This may be the wrong place to ask this, so feel free to redirect.

I have data that is positive and continuous but has outliers. I normally use the Gamma distribution to model positive continuous data or parameters. Is there some equivalent robust version the way that the Student’s T is used as a robust likelihood in place of the Normal distribution? If not based on Gamma, is there any standard way to do a robust likelihood for positive continuous variables?

(Added in edit:) There is a generalized Gamma distribution which has an extra shape parameter `p`

. I also thought that the easiest thing to do (programmatically) is just to use a truncated Student’s t.

Opher

You try a LogStudentT distribution. The generative graph is just the exp of student T, so it’s easy to implement using a custom dist:

```
import pymc as pm
def log_student_t(mu, sigma, nu, size=None):
return pm.math.exp(pm.StudentT.dist(mu=mu, sigma=sigma, nu=nu, size=size))
with pm.Model() as m:
# priors for mu, sigma, nu
y_hat = pm.CustomDist(mu, sigma, nu, dist=log_student_t, observed=y_data)
```

For the prior on `nu`

, @bwengals was doing some work on a model like this with a special prior for `nu`

, but the specifics escape me. Hopefully he can chime in himself.

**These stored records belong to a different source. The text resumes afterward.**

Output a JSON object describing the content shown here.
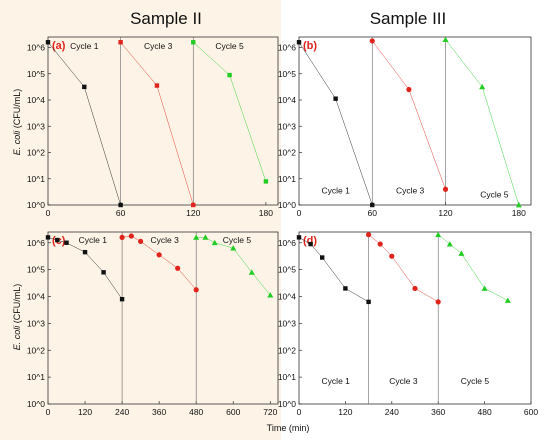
{
  "figure": {
    "col_titles": [
      "Sample II",
      "Sample III"
    ],
    "ylabel_species": "E. coli",
    "ylabel_unit": " (CFU/mL)",
    "xlabel": "Time (min)",
    "colors": {
      "left_bg": "#fdf3e6",
      "cycle1": "#111111",
      "cycle3": "#e0241b",
      "cycle5": "#22cc22",
      "panel_label": "#e0241b"
    }
  },
  "chart_data": [
    {
      "id": "a",
      "panel_label": "(a)",
      "type": "line",
      "x_ticks": [
        "0",
        "60",
        "120",
        "180"
      ],
      "x_tick_values": [
        0,
        60,
        120,
        180
      ],
      "xlim": [
        0,
        190
      ],
      "y_ticks": [
        "10^0",
        "10^1",
        "10^2",
        "10^3",
        "10^4",
        "10^5",
        "10^6"
      ],
      "ylim_log10": [
        0,
        6.4
      ],
      "y_scale": "log",
      "separators": [
        60,
        120
      ],
      "cycle_labels": [
        {
          "text": "Cycle 1",
          "x": 30,
          "y_log": 6.05
        },
        {
          "text": "Cycle 3",
          "x": 91,
          "y_log": 6.05
        },
        {
          "text": "Cycle 5",
          "x": 150,
          "y_log": 6.05
        }
      ],
      "series": [
        {
          "cycle": "cycle1",
          "marker": "square",
          "x": [
            0,
            30,
            60
          ],
          "y_log": [
            6.2,
            4.5,
            0
          ]
        },
        {
          "cycle": "cycle3",
          "marker": "square",
          "x": [
            60,
            90,
            120
          ],
          "y_log": [
            6.2,
            4.55,
            0
          ]
        },
        {
          "cycle": "cycle5",
          "marker": "square",
          "x": [
            120,
            150,
            180
          ],
          "y_log": [
            6.2,
            4.95,
            0.9
          ]
        }
      ]
    },
    {
      "id": "b",
      "panel_label": "(b)",
      "type": "line",
      "x_ticks": [
        "0",
        "60",
        "120",
        "180"
      ],
      "x_tick_values": [
        0,
        60,
        120,
        180
      ],
      "xlim": [
        0,
        190
      ],
      "y_ticks": [
        "10^0",
        "10^1",
        "10^2",
        "10^3",
        "10^4",
        "10^5",
        "10^6"
      ],
      "ylim_log10": [
        0,
        6.4
      ],
      "y_scale": "log",
      "separators": [
        60,
        120
      ],
      "cycle_labels": [
        {
          "text": "Cycle 1",
          "x": 30,
          "y_log": 0.55
        },
        {
          "text": "Cycle 3",
          "x": 91,
          "y_log": 0.55
        },
        {
          "text": "Cycle 5",
          "x": 160,
          "y_log": 0.4
        }
      ],
      "series": [
        {
          "cycle": "cycle1",
          "marker": "square",
          "x": [
            0,
            30,
            60
          ],
          "y_log": [
            6.2,
            4.05,
            0
          ]
        },
        {
          "cycle": "cycle3",
          "marker": "circle",
          "x": [
            60,
            90,
            120
          ],
          "y_log": [
            6.25,
            4.4,
            0.6
          ]
        },
        {
          "cycle": "cycle5",
          "marker": "triangle",
          "x": [
            120,
            150,
            180
          ],
          "y_log": [
            6.3,
            4.5,
            0
          ]
        }
      ]
    },
    {
      "id": "c",
      "panel_label": "(c)",
      "type": "line",
      "x_ticks": [
        "0",
        "120",
        "240",
        "360",
        "480",
        "600",
        "720"
      ],
      "x_tick_values": [
        0,
        120,
        240,
        360,
        480,
        600,
        720
      ],
      "xlim": [
        0,
        745
      ],
      "y_ticks": [
        "10^0",
        "10^1",
        "10^2",
        "10^3",
        "10^4",
        "10^5",
        "10^6"
      ],
      "ylim_log10": [
        0,
        6.4
      ],
      "y_scale": "log",
      "separators": [
        240,
        480
      ],
      "cycle_labels": [
        {
          "text": "Cycle 1",
          "x": 145,
          "y_log": 6.1
        },
        {
          "text": "Cycle 3",
          "x": 378,
          "y_log": 6.1
        },
        {
          "text": "Cycle 5",
          "x": 612,
          "y_log": 6.1
        }
      ],
      "series": [
        {
          "cycle": "cycle1",
          "marker": "square",
          "x": [
            0,
            30,
            60,
            120,
            180,
            240
          ],
          "y_log": [
            6.2,
            6.1,
            6.0,
            5.65,
            4.9,
            3.9
          ]
        },
        {
          "cycle": "cycle3",
          "marker": "circle",
          "x": [
            240,
            270,
            300,
            360,
            420,
            480
          ],
          "y_log": [
            6.2,
            6.25,
            6.05,
            5.55,
            5.05,
            4.25
          ]
        },
        {
          "cycle": "cycle5",
          "marker": "triangle",
          "x": [
            480,
            510,
            540,
            600,
            660,
            720
          ],
          "y_log": [
            6.2,
            6.2,
            6.0,
            5.8,
            4.9,
            4.05
          ]
        }
      ]
    },
    {
      "id": "d",
      "panel_label": "(d)",
      "type": "line",
      "x_ticks": [
        "0",
        "120",
        "240",
        "360",
        "480",
        "600"
      ],
      "x_tick_values": [
        0,
        120,
        240,
        360,
        480,
        600
      ],
      "xlim": [
        0,
        600
      ],
      "y_ticks": [
        "10^0",
        "10^1",
        "10^2",
        "10^3",
        "10^4",
        "10^5",
        "10^6"
      ],
      "ylim_log10": [
        0,
        6.4
      ],
      "y_scale": "log",
      "separators": [
        180,
        360
      ],
      "cycle_labels": [
        {
          "text": "Cycle 1",
          "x": 95,
          "y_log": 0.85
        },
        {
          "text": "Cycle 3",
          "x": 270,
          "y_log": 0.85
        },
        {
          "text": "Cycle 5",
          "x": 455,
          "y_log": 0.85
        }
      ],
      "series": [
        {
          "cycle": "cycle1",
          "marker": "square",
          "x": [
            0,
            30,
            60,
            120,
            180
          ],
          "y_log": [
            6.2,
            5.95,
            5.45,
            4.3,
            3.8
          ]
        },
        {
          "cycle": "cycle3",
          "marker": "circle",
          "x": [
            180,
            210,
            240,
            300,
            360
          ],
          "y_log": [
            6.3,
            5.95,
            5.5,
            4.3,
            3.8
          ]
        },
        {
          "cycle": "cycle5",
          "marker": "triangle",
          "x": [
            360,
            390,
            420,
            480,
            540
          ],
          "y_log": [
            6.3,
            5.95,
            5.6,
            4.3,
            3.85
          ]
        }
      ]
    }
  ]
}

We also recently experimented with a mixture of LogNormals, so each datapoint was classified via latent variable into either a low sigma or high sigma distribution, each with the same mean. The idea was an analogy to the student T as a mixture of infinite normals.

But as to the question of whether there’s a “standard” approach here, I haven’t seen one if there is.

2 Likes

Thanks this is helpful. I added some ideas I’d had before above. If there’s nothing standard, we’ll just pick something and go with it.

RE the prior on `nu`

, the PC prior is a good choice. There’s a PR for it in PyMC experimental if you’re brave and not on windows. Or, to keep it simple, you can use Gamma(alpha=2, beta=0.1). That’s very close to the PC prior that says, “I think there’s a 50% chance that `nu`

is greater than 30”, where 30 is the sort of recognized place where student t’s look very normal.